Studies in animals suggest that the startle response originates in the lower brainstem. The short latency startle response to sound persists after decerebration (Forbes & Sherrington, 1914; Szabo & Hazafi, 1965). Lesioning experiments in the rat have implicated the medial bulbopontine reticular formation, particularly the nucleus reticularis pontis caudalis, as the primary centre subserving the acoustic startle reflex (Szabo & Hazafi, 1965; Hammand, 1973; Leitner et al., 1980; Davis et al., 1982). Thus electrical stimulation of the nucleus reticularis pontis caudalis elicits short latency startle-like responses (Davis et al., 1982).

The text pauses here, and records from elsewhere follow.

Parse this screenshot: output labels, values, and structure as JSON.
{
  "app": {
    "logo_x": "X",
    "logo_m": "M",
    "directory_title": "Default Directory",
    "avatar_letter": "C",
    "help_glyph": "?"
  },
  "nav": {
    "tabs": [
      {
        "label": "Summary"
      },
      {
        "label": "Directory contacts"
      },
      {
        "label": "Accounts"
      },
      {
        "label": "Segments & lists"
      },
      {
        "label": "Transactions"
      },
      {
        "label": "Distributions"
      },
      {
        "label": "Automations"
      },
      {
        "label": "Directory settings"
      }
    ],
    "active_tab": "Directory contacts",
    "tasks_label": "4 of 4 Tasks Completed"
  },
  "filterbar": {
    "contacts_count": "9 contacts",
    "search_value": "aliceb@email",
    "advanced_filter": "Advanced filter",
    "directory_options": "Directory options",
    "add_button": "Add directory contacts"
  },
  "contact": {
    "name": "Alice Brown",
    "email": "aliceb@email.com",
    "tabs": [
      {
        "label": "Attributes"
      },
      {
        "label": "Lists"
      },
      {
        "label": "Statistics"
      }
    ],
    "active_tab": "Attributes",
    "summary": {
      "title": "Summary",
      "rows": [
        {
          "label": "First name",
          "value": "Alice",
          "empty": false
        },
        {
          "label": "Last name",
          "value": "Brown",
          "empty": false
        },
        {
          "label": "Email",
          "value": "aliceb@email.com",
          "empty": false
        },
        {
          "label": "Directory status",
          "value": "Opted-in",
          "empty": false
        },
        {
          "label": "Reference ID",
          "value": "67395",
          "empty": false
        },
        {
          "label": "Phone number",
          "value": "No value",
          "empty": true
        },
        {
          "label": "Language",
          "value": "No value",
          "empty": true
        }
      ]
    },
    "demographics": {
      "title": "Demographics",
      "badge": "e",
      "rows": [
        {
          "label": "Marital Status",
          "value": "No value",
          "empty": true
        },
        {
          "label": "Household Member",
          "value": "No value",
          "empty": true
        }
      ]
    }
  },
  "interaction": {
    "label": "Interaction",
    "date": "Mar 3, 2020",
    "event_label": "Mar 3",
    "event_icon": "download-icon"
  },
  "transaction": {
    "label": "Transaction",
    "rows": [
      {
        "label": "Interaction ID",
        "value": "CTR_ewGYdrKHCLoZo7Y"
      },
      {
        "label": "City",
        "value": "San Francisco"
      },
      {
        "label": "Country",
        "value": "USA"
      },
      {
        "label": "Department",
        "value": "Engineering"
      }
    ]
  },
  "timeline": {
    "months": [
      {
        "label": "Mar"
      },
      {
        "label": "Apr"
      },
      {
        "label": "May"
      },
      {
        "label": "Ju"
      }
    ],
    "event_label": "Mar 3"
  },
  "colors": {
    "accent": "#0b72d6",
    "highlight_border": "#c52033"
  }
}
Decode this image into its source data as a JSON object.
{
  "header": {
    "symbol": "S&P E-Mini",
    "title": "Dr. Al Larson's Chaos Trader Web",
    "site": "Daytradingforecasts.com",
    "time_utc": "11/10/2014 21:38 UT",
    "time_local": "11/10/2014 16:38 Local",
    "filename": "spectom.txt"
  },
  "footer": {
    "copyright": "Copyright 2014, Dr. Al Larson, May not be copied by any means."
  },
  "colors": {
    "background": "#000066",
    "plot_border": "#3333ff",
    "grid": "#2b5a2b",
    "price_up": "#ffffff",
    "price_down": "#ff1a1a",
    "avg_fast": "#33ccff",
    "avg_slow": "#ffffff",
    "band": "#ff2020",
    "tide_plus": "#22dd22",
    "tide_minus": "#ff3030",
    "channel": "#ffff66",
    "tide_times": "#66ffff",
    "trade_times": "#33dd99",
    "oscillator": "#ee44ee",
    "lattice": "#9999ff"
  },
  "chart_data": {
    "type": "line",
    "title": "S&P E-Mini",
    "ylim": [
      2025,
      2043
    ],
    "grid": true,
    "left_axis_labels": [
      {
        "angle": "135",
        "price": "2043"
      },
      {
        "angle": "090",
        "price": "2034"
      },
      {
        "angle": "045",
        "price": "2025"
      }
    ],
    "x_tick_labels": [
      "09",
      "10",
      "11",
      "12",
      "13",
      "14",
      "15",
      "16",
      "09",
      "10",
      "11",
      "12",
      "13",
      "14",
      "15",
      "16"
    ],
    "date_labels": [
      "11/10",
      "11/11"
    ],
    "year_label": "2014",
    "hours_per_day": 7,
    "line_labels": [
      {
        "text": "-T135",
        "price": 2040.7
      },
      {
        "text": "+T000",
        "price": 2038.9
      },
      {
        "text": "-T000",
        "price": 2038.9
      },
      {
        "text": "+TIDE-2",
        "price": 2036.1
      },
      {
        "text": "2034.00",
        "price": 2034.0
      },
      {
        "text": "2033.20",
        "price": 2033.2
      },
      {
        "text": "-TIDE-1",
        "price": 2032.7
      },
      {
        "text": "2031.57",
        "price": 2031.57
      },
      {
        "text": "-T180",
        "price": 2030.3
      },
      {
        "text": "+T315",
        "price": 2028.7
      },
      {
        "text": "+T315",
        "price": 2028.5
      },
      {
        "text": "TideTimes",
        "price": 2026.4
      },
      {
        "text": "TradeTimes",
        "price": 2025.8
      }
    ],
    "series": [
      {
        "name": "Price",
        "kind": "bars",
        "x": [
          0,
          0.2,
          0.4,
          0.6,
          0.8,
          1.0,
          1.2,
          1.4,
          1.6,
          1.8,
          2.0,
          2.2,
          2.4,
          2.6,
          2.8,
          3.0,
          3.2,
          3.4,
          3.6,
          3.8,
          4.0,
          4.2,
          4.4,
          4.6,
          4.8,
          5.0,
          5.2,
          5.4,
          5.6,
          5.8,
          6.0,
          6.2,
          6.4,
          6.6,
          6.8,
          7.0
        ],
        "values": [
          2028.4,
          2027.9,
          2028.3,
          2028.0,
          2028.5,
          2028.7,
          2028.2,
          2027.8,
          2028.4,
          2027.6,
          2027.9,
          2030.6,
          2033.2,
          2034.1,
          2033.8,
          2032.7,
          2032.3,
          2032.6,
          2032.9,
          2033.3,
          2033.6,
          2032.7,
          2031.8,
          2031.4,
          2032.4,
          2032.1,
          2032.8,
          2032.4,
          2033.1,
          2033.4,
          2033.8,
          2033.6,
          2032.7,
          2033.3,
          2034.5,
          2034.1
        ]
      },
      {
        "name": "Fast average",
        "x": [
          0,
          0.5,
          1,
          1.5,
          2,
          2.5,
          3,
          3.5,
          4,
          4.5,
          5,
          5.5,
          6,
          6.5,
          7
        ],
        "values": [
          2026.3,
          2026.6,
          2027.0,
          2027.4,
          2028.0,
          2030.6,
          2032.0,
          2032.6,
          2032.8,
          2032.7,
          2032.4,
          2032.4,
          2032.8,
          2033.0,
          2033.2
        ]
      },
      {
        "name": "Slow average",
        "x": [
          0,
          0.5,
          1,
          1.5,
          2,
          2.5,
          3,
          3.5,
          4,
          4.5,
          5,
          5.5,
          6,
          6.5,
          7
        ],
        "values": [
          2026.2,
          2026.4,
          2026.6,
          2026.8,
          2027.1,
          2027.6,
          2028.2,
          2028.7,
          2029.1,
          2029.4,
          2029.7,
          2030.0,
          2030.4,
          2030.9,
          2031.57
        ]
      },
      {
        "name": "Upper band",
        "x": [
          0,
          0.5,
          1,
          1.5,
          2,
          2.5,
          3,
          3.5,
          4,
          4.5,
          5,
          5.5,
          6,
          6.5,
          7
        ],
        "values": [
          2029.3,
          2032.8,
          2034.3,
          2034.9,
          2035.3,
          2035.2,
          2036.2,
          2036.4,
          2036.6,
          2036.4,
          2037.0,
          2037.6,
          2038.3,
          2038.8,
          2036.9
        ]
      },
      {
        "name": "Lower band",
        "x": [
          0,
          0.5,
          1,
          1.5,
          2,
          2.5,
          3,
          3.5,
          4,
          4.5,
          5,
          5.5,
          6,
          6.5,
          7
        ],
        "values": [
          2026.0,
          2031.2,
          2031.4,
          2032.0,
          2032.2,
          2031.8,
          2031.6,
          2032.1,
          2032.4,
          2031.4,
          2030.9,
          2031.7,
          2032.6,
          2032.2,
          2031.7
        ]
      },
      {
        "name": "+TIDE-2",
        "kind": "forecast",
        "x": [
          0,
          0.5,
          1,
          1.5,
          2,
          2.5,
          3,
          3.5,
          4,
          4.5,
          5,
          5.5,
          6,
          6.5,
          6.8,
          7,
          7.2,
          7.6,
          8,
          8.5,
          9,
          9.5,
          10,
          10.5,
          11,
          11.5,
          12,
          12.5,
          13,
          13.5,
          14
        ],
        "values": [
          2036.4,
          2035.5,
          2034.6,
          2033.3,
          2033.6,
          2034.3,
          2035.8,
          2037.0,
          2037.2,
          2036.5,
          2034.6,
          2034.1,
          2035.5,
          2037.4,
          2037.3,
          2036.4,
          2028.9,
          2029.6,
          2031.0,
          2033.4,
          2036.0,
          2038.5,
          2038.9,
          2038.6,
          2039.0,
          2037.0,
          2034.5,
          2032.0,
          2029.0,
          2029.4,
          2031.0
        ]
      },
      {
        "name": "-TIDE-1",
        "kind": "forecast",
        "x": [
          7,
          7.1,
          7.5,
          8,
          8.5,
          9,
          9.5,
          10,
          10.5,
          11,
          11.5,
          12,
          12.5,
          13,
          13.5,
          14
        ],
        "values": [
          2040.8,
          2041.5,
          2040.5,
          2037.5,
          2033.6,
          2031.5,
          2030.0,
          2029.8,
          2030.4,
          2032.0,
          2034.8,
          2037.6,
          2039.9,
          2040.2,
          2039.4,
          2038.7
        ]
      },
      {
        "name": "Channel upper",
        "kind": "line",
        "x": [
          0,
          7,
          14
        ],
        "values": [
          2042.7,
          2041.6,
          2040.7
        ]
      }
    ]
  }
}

If the medial pontomedullary reticular formation is the primary centre subserving the acoustic startle reflex, the efferent limb of the reflex may be provided by the bulbobulbar and reticulospinal pathways originating in this area. In particular, Shimamura and Livingston have identified a spino-bulbo-spinal reflex system relayed in the medial medullary reticular formation in cats, the efferent limb of which is formed by the moderately slowly conducting component of the medial reticulospinal pathway, running in the ventrolateral funiculus (Shimamura & Livingston, 1963; Shimamura & Kogure, 1979; Shimamura et al., 1964). This efferent pathway may form the basis of the audio-spinal reflex response, believed to underlie the auditory startle reflex in animals (Wright & Barnes, 1972).